Calls on women to raise sons to treat women equally

Washington, December 12, 2008 - Ayaan Hirsi Ali, the Somalia-born writer who has publicly criticized Islam, told Voice of America (VOA) that women need to draw attention to the lack of basic freedoms denied their gender in Iran and other Islamic societies.

"We ought to speak out about the hardships women are enduring in Islamic societies in order to improve the condition of women … so they are not downgraded by tradition and can exercise their freedoms," Hirsi Ali told VOA's Persian News Network (PNN), which reaches millions of viewers in Iran.

Hirsi Ali, the author of Infidel, her autobiography, appeared Thursday on PNN's Roundtable With You, a live call-in show.

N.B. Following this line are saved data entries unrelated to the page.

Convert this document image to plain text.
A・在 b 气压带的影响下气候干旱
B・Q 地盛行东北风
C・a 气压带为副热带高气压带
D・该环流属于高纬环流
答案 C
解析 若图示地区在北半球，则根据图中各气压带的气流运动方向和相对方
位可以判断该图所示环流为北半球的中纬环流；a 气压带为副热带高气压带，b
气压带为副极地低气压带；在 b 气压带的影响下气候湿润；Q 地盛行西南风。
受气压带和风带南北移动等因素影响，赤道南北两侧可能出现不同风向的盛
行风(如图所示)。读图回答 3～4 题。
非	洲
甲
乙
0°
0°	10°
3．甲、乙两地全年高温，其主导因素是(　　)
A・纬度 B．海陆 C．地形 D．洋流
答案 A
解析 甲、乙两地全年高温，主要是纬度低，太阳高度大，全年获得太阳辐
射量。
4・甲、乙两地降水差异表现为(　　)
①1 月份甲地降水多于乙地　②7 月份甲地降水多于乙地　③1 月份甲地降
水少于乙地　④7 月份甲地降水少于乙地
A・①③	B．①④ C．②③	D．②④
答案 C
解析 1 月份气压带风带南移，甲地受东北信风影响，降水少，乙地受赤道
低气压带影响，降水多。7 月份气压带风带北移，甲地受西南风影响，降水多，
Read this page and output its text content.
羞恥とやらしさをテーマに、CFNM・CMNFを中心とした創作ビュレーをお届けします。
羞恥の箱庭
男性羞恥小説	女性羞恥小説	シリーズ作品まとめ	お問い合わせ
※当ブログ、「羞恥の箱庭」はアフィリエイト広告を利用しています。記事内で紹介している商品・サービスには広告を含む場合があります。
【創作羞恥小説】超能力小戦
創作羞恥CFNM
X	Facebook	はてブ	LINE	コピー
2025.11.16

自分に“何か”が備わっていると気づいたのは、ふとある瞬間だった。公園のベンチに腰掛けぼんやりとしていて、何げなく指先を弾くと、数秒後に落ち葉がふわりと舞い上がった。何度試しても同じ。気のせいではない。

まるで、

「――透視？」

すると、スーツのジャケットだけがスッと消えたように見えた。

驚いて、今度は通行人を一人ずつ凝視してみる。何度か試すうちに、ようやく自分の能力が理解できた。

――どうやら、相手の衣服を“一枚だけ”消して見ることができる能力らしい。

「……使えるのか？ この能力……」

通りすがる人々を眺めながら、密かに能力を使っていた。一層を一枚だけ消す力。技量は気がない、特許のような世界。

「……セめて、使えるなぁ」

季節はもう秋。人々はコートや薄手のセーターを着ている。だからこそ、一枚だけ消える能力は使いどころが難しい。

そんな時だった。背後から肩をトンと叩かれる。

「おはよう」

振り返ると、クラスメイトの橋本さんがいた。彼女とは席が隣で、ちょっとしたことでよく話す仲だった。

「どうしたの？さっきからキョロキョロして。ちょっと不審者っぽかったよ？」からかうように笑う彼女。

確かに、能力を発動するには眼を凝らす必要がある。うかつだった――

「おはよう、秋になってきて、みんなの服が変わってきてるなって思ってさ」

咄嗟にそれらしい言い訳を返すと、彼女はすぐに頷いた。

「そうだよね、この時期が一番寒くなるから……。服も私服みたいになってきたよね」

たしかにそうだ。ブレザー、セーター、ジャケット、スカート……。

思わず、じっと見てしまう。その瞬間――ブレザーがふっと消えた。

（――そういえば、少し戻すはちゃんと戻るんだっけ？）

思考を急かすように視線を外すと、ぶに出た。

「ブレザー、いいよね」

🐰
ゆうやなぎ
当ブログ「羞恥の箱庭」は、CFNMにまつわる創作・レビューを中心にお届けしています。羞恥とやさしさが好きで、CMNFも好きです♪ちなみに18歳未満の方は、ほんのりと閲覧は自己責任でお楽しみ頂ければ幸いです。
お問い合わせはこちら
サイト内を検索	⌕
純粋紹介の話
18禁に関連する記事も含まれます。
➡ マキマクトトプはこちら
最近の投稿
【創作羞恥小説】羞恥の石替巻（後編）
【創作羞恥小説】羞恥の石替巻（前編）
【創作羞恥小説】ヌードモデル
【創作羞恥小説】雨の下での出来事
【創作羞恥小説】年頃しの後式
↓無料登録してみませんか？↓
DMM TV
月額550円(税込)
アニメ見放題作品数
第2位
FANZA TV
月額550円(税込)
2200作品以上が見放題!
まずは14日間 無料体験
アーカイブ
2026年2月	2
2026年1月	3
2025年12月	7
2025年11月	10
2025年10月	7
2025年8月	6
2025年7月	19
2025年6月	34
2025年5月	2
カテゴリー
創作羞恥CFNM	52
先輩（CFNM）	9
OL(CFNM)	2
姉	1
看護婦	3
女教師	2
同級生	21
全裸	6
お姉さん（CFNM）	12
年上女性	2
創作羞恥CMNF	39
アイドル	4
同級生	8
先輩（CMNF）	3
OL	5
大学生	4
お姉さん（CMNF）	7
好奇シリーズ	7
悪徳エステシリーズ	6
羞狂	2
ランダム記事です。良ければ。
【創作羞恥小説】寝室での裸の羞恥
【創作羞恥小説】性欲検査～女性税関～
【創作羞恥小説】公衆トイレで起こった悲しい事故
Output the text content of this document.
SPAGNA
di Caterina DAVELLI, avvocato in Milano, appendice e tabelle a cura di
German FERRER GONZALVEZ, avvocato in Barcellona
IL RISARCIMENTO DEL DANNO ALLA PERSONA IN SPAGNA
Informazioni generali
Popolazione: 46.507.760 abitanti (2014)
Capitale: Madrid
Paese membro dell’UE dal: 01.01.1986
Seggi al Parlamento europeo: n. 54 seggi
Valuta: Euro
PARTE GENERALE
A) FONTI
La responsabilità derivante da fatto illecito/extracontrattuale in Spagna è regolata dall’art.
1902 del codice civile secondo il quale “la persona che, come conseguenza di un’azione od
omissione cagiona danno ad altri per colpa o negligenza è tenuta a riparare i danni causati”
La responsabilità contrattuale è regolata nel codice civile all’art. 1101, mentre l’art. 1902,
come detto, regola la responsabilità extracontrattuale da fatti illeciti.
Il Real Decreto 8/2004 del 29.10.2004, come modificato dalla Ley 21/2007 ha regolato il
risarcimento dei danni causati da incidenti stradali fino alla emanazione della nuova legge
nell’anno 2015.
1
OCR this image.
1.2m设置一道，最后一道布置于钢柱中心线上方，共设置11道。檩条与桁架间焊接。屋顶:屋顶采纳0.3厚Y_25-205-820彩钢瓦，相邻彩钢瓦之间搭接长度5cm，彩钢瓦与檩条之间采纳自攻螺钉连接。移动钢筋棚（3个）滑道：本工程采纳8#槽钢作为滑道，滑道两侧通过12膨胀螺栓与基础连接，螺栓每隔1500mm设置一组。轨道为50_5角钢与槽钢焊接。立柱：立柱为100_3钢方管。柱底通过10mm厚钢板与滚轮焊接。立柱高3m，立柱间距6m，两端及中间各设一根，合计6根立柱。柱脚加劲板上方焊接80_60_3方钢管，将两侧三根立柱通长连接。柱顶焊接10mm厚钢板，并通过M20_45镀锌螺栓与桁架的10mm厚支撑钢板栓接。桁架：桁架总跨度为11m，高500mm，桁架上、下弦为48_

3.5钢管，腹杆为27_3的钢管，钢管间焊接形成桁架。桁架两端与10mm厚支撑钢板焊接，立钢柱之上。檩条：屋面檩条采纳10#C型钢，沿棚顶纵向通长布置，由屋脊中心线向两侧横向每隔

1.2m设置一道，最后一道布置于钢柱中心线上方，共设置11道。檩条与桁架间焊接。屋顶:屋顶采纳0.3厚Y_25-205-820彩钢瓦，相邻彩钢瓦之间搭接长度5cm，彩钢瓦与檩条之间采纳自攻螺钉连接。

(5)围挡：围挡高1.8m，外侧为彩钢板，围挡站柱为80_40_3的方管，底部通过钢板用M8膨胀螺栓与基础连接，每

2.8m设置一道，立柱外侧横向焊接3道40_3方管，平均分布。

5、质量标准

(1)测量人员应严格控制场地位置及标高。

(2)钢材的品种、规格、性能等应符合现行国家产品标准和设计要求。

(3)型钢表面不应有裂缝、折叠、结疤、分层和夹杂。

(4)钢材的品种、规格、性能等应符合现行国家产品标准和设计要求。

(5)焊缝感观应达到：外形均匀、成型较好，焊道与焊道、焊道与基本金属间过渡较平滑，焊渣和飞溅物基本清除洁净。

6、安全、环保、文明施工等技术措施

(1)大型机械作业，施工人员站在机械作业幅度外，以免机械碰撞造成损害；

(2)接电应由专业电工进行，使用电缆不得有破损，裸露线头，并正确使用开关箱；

She discussed her life, the evolution of her views on Islam, and the difference between religious beliefs and abuse in the name of religion.

"What women in Iran are enduring, living under Sharia law, is far worse than what I have ever experienced, and I feel for them," she said.

She called on women in Islamic societies to "bring up your sons to treat your daughters with respect, equal with themselves, and to know that as women we have the responsibility to train tomorrow's generation of men to be respectful of women and treat them as equal."

Hirsi Ali, 39, left Somalia when she was five. After living in East Africa, she evaded an arranged marriage, ending up in the Netherlands where she became a politician and women's rights activist. Time magazine named her one of the 100 most influential people in the world in 2005.

Her script for the film Submission, produced by Theo van Gogh, criticized the treatment of women in Islamic societies. The film led to deaths threats for the pair, and van Gogh was later murdered in Amsterdam.

The Voice of America, which first went on the air in 1942, is a multimedia international broadcasting service funded by the U.S. government through the Broadcasting Board of Governors. VOA broadcasts approximately 1,500 hours of news, information, educational, and cultural programming every week to an estimated worldwide audience of more than 134 million people. Programs are produced in 45 languages.